Renal failure in cats, symptoms, treatment


Renal failure in cats refers to a condition characterized by complete or partial dysfunction of this paired organ. It leads to cessation of urine production or production of less urine. Such changes are fraught with intoxication of the body and water-salt and acid-base imbalance. According to the clinical course of the disease is divided into acute and chronic insufficiency.

The acute form of the pathology develops suddenly. It can proceed in different ways, the course always depends on the causes that caused it. Thus, the development of prerenal or prerenal pathology is associated with impaired blood flow in the kidneys themselves or with a sharp decrease in pressure caused by heat stroke, poisoning, dehydration, bleeding and heart failure.

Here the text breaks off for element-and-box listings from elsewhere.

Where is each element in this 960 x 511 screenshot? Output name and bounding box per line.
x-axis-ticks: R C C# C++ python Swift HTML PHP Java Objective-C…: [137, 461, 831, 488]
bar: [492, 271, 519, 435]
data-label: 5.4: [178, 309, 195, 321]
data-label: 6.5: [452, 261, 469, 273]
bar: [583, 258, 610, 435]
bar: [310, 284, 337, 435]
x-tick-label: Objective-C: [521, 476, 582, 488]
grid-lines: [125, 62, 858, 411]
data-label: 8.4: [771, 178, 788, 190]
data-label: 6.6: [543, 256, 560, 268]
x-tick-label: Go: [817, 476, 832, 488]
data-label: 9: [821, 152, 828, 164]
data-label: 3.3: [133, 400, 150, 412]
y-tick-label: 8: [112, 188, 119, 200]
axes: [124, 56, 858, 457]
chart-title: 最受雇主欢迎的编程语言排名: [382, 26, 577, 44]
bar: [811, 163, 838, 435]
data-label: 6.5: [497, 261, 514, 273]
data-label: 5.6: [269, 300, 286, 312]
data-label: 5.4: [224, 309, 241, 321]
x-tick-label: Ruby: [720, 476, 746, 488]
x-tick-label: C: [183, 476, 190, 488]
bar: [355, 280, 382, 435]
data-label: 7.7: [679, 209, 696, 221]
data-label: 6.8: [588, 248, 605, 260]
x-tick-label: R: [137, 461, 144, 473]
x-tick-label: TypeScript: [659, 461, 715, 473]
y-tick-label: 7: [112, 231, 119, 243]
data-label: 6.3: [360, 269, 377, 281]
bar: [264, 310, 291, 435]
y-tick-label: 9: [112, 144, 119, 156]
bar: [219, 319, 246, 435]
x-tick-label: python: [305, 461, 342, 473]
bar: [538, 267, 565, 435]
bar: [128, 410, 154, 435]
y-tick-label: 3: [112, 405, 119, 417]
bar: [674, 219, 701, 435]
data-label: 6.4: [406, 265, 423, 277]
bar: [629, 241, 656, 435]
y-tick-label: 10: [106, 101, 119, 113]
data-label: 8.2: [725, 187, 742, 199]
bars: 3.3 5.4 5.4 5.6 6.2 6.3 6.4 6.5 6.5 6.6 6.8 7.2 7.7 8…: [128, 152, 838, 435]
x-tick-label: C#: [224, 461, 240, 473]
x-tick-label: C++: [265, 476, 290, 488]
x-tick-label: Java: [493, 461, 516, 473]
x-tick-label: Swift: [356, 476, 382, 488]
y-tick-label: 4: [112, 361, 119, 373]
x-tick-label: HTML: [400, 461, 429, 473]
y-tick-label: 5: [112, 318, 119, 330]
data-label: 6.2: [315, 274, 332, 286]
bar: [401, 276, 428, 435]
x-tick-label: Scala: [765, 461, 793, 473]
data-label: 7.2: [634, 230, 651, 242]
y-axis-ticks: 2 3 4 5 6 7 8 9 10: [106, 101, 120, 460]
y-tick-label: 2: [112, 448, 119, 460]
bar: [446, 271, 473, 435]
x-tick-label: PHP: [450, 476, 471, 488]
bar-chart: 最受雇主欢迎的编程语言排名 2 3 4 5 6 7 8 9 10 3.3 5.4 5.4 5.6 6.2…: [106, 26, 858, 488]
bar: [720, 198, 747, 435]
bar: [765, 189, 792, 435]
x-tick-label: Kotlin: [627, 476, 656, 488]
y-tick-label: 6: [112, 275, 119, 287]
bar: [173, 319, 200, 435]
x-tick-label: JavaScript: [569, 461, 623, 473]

Renal or renal form occurs against the background of renal tissue damage by a pathological process. It can also develop during sepsis, after snake bites, poisoning with drugs and toxins.

Postrenal stage, or postrenal stage appears as a result of compression/ blockage of the lumen of the urinary tract. Such changes can be provoked by malignant neoplasms or urolithiasis.

Renal insufficiency in cats

Symptoms of renal failure in cats

In the acute form, renal failure in cats is expressed by the following symptoms:

  • general weakness;
  • decreased body temperature;
  • pallor of mucous membranes;
  • swelling;
  • worsening of appetite;
  • vomiting;
  • decreased quantity of urine;
  • smell of urine from the animal’s mouth;
  • diarrhea;
  • increased pulse rate;
  • dehydration.

Early recognition of chronic renal failure can be seen in increased thirst, profuse urine production, diarrhea, apathy, mouth sores on the mucous membranes, lack of appetite. The coat loses its shine and rolls up. As the disease progresses, tremors in the limbs and cramps appear. The pet may go into a coma or lethargic sleep.

How renal failure is diagnosed and treated

Given the non-specificity of the symptomatology of renal failure, it must be differentiated from other abnormalities. To accurately diagnose it, the veterinarian suggests urine and blood tests and an ultrasound examination of the pet. Renal failure is judged by an increase in creatinine and urea - they are shown by a biochemical blood test. The response of the general analysis traces a decrease in the level of lymphocytes, hemoglobin, platelets with an increased level of leukocytes. Acidic pH, protein, and decreased relative density are detected in the urine.

It is impossible to rid a cat of chronic renal failure. The owner can only maintain the condition of the pet, preventing the progression of the disease. The main principles of treatment of the pet are diet and administration of medication solutions.

Food is chosen for the pet in the form of food with low phosphorus and protein content. If this is not possible, the food should be reduced in quantity. Solutions that regulate metabolism are administered intravenously.